What Is This Pink Plague, Really?

The pink hue isn’t just cosmetic—it’s a biochemical red flag. Coho salmon naturally develop a faint pink blush during spawning, triggered by stress hormones and temperature shifts. But these baby fish?

Final Thoughts

Their coloration is intense, almost fluorescent—like a biological warning. Experts suspect a confluence of factors: invasive algae blooms altering water chemistry, climate-driven thermal stratification, and the arrival of non-native coho stocks released from hatchery programs with subtle genetic mutations. “This isn’t a mutation—it’s an ecosystem in motion,”

says Dr. Lena Cho, a freshwater ecologist at Oregon State University. “The pink pigment signals something is off—stress, adaptation, or even hybridization.

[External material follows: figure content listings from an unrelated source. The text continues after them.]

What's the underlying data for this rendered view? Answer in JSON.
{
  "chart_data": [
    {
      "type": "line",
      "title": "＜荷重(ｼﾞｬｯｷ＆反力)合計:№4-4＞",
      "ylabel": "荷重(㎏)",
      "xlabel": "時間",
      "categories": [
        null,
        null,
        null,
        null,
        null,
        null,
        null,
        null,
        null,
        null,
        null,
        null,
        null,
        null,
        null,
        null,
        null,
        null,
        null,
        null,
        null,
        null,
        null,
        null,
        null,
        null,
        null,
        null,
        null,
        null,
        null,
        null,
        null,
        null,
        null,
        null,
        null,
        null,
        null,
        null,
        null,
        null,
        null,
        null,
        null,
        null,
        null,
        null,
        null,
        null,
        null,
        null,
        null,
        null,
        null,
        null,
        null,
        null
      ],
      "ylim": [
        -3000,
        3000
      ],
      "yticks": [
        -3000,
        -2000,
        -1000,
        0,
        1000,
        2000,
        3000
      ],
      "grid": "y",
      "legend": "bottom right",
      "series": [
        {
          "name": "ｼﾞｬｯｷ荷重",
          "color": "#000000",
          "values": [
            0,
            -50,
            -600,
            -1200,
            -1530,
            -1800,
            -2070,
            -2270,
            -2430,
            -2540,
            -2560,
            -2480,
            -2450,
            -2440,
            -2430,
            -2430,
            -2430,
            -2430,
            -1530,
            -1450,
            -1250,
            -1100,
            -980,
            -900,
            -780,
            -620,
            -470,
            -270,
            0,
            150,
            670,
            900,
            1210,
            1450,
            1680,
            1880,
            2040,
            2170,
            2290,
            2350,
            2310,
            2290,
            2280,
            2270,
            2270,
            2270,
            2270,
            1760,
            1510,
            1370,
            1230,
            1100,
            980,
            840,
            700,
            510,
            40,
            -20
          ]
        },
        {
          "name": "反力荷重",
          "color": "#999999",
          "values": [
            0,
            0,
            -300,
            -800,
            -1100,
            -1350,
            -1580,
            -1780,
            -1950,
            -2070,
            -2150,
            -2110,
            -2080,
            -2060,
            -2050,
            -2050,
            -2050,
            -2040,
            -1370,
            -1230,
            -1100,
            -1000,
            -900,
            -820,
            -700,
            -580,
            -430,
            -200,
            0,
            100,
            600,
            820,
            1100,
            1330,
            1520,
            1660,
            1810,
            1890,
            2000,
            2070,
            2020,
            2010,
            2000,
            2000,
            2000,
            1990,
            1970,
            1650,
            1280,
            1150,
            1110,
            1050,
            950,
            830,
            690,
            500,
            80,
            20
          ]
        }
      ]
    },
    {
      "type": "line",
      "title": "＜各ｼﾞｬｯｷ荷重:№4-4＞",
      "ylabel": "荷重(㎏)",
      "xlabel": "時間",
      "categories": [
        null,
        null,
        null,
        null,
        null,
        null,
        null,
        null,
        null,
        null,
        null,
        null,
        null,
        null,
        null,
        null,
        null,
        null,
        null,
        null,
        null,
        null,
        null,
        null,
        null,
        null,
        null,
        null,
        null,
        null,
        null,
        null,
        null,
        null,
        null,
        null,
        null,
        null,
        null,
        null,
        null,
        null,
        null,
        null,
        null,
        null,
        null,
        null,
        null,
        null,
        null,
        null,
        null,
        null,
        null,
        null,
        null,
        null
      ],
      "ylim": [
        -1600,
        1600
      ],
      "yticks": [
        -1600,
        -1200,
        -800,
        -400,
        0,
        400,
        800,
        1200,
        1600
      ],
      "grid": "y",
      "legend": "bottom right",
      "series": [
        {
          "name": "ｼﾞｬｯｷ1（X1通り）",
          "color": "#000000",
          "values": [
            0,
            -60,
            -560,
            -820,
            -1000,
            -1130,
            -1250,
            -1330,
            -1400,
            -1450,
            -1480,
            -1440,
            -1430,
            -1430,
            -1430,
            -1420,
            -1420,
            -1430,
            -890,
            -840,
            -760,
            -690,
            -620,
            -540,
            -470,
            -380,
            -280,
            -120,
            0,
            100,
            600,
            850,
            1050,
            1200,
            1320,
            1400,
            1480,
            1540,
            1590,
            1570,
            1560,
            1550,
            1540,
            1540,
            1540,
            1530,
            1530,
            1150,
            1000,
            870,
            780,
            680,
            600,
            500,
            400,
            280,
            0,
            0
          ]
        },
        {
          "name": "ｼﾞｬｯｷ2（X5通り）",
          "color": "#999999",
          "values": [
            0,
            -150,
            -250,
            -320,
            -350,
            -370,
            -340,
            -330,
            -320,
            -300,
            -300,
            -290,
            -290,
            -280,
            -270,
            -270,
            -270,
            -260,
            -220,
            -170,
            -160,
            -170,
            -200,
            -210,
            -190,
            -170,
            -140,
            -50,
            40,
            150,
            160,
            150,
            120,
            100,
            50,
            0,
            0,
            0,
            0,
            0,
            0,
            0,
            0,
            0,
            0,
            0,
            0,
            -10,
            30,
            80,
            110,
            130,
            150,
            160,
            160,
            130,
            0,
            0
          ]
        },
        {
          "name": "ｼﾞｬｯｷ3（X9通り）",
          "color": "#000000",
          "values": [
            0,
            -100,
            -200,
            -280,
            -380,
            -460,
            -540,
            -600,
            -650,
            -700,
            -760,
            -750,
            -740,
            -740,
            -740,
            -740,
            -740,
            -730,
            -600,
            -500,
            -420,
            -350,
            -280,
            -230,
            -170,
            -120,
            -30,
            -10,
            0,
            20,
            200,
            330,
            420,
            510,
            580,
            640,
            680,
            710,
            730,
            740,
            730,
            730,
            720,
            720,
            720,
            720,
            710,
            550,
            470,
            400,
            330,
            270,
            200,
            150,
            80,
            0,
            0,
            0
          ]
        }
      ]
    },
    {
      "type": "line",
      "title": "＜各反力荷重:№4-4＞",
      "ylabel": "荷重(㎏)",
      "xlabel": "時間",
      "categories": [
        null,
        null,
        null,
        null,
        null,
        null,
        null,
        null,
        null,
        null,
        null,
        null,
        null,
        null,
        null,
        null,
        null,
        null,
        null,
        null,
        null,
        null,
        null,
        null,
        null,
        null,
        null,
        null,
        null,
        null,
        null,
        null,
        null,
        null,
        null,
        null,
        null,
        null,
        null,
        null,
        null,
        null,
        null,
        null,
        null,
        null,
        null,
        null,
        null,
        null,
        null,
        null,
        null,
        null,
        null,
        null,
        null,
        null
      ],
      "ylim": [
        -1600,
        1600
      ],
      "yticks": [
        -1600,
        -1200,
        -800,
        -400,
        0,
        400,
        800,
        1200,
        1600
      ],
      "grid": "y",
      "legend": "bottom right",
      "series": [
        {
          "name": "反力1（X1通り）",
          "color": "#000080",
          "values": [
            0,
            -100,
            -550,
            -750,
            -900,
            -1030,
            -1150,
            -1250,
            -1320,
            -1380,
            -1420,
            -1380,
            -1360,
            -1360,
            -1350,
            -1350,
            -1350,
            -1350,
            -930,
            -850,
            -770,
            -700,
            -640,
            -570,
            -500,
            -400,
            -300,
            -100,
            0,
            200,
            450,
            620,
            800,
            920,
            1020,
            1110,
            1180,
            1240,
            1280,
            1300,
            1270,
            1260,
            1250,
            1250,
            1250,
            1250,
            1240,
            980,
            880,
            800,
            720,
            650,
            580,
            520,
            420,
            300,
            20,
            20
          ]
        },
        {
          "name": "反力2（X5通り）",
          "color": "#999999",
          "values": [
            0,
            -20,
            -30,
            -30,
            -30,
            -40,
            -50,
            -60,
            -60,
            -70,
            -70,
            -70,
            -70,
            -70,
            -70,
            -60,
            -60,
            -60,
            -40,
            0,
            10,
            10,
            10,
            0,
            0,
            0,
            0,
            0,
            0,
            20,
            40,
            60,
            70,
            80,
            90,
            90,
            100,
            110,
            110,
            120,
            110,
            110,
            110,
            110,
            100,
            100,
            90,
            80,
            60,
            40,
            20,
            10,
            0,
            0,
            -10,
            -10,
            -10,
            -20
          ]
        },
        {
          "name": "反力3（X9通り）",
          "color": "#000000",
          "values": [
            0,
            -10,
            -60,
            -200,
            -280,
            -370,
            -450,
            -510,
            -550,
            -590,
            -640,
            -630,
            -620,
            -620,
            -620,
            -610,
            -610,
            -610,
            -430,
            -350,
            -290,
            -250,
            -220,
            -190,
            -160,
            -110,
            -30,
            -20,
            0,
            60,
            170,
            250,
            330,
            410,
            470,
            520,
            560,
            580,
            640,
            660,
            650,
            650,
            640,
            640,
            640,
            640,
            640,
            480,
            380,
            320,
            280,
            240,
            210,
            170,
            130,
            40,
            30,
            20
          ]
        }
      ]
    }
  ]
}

The Mechanics of a Color Shift

Pigmentation in salmon is governed by melanophores—pigment cells responsive to environmental cues. In coho, the gene *mc1r* regulates melanin production; when disrupted by pollutants or temperature extremes, the expression shifts.

But the pink glow here isn’t random. It’s amplified by microcystins from cyanobacteria, toxins that disrupt endocrine function. Laboratory simulations show controlled exposure to these toxins induces similar coloration in coho embryos—though wild populations show no such signs yet. Could urban runoff be triggering this?